On a night when rocks flew through windows around the town square, demonstrators identified in news accounts as Tuskegee students went after the Confederate monument, attaching a chain or rope to it.
“We didn’t have a vehicle to topple it that night and that’s why it’s still there,” said Simuel Schutz Jr., 72, a demonstrator who is now a contractor in Trenton, New Jersey.
But protesters did have spray paint. They painted a yellow stripe down the back of the stone soldier with the words “black power” scrawled on the base in black paint.
First elected mayor in 1972 but now out of office, Johnny Ford said he tried to have the monument relocated after taking office and again in 2015. Both efforts failed, as did a few similar attempts during the intervening years.
For some, the statue is just part of the city’s landscape and isn’t much of an issue.
“It’s just part of Tuskegee, part of its history,” said Kelvin Stephens, a black man who works in a computer shop near the memorial.
The United Daughters of the Confederacy still owns the square where the monument stands, and they don’t plan to remove it.
“It is a wonderful addition to the downtown area and has been there for over 100 years, and the United Daughters see no reason for it to change,” said a letter to the city by an attorney for the group, Richard L. Wyatt.
The few members still in town cleaned the statue after vandals tagged it with spray paint about three years ago, Wyatt said in an interview, but they’ve yet to remove black paint that stains the grey stone following a similar incident in October.
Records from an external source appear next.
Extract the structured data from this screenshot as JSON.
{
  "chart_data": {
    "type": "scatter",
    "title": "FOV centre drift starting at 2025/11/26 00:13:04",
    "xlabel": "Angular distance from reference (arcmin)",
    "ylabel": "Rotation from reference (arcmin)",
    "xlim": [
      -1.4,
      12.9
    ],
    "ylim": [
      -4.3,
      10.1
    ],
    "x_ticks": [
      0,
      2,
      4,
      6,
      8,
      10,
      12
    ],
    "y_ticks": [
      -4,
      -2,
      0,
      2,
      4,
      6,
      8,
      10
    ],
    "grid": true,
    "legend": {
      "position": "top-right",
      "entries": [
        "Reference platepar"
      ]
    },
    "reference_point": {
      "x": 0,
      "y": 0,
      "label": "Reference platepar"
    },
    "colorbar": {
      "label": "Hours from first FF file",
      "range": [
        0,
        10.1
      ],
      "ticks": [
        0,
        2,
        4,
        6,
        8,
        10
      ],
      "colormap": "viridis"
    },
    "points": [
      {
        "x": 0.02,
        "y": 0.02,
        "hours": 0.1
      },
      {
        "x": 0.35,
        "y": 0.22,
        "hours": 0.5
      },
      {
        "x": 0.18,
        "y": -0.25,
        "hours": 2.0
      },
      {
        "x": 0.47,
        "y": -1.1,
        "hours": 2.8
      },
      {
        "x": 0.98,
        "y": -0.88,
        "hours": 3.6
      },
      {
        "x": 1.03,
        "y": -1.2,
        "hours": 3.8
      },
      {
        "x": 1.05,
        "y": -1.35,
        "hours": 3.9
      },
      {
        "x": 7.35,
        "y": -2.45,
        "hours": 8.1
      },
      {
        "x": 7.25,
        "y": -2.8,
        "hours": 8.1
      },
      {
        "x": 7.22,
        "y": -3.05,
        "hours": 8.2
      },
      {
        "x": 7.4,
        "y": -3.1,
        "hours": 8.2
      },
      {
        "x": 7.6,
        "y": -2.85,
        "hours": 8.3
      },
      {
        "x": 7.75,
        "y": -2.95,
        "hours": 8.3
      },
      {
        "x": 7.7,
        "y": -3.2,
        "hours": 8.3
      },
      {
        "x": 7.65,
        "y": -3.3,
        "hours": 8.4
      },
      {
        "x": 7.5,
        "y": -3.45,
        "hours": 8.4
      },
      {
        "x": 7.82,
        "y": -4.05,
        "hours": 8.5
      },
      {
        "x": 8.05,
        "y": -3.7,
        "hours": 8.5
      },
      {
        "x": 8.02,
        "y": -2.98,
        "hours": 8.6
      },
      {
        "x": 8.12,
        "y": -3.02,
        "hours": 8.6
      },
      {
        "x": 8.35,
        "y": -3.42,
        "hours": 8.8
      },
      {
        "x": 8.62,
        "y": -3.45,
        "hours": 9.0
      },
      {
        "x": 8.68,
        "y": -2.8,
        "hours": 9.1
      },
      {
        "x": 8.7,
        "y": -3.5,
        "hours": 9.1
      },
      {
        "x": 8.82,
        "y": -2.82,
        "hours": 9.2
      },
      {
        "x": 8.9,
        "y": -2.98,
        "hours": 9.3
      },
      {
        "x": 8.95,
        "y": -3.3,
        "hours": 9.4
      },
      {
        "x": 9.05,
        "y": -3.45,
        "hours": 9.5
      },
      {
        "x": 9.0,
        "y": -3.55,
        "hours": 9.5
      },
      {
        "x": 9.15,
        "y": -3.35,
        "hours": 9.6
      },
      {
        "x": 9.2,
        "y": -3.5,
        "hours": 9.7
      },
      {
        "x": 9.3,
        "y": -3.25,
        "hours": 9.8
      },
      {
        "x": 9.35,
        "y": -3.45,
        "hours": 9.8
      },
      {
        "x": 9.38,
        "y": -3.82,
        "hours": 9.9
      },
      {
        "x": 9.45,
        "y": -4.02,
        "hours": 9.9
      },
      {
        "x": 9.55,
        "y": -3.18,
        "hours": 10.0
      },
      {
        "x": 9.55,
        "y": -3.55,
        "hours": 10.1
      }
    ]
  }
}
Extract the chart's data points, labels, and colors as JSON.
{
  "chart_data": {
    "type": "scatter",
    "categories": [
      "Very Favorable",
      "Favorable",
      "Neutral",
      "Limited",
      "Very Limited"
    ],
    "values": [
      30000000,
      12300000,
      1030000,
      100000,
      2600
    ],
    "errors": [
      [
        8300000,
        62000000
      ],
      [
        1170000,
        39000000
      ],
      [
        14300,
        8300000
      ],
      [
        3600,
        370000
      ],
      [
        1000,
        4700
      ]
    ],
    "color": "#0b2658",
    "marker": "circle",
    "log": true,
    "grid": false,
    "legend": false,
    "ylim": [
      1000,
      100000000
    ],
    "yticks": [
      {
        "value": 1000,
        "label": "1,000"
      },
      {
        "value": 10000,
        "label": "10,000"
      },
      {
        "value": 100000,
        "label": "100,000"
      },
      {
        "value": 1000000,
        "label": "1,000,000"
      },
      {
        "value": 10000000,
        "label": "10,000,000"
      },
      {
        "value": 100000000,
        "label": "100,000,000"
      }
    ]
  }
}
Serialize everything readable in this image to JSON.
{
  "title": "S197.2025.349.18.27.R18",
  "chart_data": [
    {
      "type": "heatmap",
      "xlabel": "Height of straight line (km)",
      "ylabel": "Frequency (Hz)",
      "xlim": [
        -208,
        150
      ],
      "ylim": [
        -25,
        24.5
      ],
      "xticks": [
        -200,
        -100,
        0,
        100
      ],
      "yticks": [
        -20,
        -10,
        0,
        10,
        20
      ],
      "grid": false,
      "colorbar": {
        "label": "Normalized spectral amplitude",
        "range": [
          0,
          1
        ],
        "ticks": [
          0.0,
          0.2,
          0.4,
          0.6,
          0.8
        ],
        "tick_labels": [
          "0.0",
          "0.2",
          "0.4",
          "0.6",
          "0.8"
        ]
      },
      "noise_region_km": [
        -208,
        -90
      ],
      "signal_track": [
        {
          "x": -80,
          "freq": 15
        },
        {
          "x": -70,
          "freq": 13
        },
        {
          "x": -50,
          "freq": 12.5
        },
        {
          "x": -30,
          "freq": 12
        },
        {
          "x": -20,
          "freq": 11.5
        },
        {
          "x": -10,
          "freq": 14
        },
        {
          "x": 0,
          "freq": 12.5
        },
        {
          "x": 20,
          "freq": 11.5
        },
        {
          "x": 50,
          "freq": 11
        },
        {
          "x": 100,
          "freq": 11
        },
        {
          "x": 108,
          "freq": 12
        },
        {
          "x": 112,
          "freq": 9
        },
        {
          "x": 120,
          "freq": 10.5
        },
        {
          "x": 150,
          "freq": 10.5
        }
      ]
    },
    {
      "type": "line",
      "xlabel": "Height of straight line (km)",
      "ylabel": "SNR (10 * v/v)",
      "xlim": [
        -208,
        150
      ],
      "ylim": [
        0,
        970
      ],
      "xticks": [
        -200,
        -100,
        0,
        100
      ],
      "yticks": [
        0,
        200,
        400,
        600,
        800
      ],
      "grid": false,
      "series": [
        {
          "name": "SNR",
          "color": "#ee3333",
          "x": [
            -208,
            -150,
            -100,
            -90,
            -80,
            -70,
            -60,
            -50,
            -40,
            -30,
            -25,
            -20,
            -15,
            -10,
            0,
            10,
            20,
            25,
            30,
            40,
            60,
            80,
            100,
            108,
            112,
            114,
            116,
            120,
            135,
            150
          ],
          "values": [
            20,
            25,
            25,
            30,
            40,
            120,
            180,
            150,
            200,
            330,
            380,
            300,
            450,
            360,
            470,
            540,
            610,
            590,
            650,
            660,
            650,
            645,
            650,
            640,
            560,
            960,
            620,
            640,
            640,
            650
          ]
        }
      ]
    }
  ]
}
Mayor Lawrence F. Haygood Jr. has said he understands why some people want the statue gone, but there are no moves afoot to remove it as the one-year anniversary approaches of a deadly confrontation over a Confederate monument in Charlottesville, Virginia.
It’s unclear whether anything can be done anyway, since Alabama legislators passed a law last year banning the removal or alteration of sites including Confederate monuments like the one in Tuskegee.
“It’s just there in town like it’s always been,” said the mayor.